Did you see my earlier comment? It is possible to deactivate an ACME account. How to do so depends on the ACME client you used. If you used Hiawatha’s built-in ACME client to create your account you may have to ask their support channel for help. I’m not sure if their client has a method for deactivating an account.

P.S. I am using Hiawatha’s letsencrypt utility that uses ACME ver. 2 interface.

The problem was that I had followed letsencrypt instructions before I followed the instructions provided by Hiawatha. If I could just unregister this account with letsencrypt client provided by Hiawatha, I would have been able to start clean. How can I make a clean start?

can you share a link to the instructions you followed?

The instructions that I initially followed are as follows (more specifically under “With shell access”);

The Hiawatha instructions are as follows;

Copy the all the files belonging to this script to a suitable location, for
example /usr/local/letsencrypt. Create a directory .letsencrypt in your home
directory and copy /usr/local/letsencrypt/letsencrypt.conf to that directory.
Open letsencrypt.conf, change the account email address and key size according
to your needs. Add /usr/local/letsencrypt to your PATH environment variable.

Before you can request a certificate, you need to register an account at the
Let’s Encrypt CA. You can do this via the command: letsencrypt register

When running the tool for the first time, it will create a Let’s Encrypt
account key. Make sure you make a backup of this account.key file.

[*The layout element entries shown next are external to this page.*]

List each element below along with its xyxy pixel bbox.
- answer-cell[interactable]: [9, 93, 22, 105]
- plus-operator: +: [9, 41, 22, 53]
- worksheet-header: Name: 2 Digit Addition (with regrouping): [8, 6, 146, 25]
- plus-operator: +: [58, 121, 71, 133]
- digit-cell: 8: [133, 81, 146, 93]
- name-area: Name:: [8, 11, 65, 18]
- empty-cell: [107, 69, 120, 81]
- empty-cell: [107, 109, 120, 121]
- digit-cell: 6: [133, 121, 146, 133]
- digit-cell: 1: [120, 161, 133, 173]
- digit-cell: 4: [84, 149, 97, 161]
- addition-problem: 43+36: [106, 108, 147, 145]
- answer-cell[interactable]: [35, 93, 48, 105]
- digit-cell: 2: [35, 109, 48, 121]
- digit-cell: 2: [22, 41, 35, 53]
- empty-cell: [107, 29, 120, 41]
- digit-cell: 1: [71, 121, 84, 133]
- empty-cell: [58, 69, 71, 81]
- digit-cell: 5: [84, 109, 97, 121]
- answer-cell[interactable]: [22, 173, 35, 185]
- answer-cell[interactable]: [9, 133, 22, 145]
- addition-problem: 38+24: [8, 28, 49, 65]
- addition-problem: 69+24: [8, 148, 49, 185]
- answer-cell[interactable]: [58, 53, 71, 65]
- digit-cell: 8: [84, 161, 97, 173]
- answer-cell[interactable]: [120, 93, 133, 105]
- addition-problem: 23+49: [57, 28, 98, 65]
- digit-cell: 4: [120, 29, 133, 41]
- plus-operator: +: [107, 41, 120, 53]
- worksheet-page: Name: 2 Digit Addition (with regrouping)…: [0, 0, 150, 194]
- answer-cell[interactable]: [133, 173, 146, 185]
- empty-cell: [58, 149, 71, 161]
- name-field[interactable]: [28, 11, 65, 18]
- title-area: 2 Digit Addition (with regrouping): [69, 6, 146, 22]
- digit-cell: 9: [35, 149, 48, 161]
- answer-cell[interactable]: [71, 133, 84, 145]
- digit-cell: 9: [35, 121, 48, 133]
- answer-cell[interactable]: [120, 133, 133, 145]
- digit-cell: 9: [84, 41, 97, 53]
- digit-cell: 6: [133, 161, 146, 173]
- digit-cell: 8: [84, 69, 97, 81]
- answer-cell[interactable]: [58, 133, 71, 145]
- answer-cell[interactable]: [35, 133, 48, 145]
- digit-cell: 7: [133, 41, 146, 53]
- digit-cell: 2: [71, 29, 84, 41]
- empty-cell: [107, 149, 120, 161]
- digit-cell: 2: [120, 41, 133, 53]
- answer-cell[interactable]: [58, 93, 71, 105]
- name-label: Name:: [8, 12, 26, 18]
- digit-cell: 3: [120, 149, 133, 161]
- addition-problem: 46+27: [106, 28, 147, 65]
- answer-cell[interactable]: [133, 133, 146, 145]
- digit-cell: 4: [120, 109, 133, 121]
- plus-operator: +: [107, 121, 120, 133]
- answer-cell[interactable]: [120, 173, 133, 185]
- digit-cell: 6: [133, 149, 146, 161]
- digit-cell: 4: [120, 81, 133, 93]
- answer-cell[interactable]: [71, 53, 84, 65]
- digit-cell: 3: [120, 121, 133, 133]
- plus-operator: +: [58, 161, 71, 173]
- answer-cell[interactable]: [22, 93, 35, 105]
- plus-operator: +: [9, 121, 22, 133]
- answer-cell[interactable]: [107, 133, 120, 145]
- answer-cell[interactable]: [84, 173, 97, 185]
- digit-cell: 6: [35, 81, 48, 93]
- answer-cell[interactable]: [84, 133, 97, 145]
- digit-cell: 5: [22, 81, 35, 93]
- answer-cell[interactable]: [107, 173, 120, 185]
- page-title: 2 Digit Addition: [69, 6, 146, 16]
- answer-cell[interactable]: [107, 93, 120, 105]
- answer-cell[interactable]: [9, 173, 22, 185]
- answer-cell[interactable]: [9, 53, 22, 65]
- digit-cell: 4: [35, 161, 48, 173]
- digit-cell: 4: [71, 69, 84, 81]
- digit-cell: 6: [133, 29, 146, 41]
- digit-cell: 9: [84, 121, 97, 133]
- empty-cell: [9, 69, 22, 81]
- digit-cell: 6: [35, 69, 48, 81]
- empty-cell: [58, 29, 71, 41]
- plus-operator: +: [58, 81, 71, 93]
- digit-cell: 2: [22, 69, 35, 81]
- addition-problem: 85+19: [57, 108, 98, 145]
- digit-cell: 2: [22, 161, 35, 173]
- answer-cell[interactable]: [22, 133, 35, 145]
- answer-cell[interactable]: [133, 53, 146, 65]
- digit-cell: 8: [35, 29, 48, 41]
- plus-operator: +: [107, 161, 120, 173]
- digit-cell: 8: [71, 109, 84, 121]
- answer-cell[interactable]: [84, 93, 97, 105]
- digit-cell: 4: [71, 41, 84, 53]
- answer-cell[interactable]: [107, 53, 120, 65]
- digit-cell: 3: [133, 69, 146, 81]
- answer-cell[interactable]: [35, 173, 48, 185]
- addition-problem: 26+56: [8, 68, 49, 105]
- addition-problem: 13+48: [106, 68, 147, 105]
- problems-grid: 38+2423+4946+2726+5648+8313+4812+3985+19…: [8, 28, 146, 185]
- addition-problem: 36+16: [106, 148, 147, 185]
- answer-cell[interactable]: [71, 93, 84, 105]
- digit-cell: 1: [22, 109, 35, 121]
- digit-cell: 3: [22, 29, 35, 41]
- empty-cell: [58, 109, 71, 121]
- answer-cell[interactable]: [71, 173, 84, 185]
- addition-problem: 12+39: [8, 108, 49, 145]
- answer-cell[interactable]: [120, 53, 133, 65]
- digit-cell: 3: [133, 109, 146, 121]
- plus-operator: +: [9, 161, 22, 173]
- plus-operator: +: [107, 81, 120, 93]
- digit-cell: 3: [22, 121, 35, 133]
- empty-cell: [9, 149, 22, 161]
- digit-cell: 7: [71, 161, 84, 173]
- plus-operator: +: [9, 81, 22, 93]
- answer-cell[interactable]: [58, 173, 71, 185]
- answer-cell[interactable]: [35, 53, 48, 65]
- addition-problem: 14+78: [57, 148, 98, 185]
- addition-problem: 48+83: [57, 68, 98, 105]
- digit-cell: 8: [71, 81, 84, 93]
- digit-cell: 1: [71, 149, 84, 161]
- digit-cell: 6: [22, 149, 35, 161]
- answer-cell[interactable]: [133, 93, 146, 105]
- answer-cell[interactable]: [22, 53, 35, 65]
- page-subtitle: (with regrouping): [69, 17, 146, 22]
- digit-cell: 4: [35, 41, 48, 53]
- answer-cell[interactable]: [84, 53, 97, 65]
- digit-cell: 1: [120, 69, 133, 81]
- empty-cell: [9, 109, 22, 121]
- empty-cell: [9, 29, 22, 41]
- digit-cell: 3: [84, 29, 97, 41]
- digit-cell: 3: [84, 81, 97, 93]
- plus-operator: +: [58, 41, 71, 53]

You can request a website certificate via: letsencrypt request
A virtual host for must be present in the webserver configuration
and you must have write access rights to its website root. The must
be the first hostname for that virtual host. All other hostnames will be used
as alternative hostnames for the certificate. Wildcards are supported by Let’s
Encrypt, but the can only be obtained via DNS challenges. Because that’s not an
option for this script, they will not be used as an alternative name in the
certificate. Unless you specify a filename as the third parameter, the
requested certificate will be stored in the file .pem. When
requesting a Let’s Encrypt certificate, make sure your website is reachable via
HTTP (port 80). This is necessary because the Let’s Encrypt CA will request a
file from it, which the script will create in the webroot in order to prove you
are the owner of that website.

After properly testing, open letsencrypt.conf, comment the testing CA hostname
(the LE_CA_HOSTNAME setting), uncomment the production CA hostname, register
your account key at the production server and request the final version of your
website certificate.

Certificates will be written to a file in the directory of this script. If you
run the script as user root, the certificate will be written to the directory
configured via the HIAWATHA_CERT_DIR setting.

To automatically renew certificates that are about to get expired, run the
letsencrypt tool with the parameter ‘renew’ as a cronjob of the user root. Add
the parameter ‘restart’ to automatically restart the webserver when one or more
certificates have been renewed. All certificates located in the
HIAWATHA_CERT_DIR directory and those referred to in the webserver
configuration will be renewed.

You can run a script when the certificate of a host is renewed. Create a script
in the RENEWAL_SCRIPT_DIR directory and give it the name of the hostname for
which it must be run. That script will be executed upon renewal of the matching
certificate.

I have found that the solution to this problem is to delete all generated files, and start from fresh, using the instructions provided by the Hiawatha web server from the out set.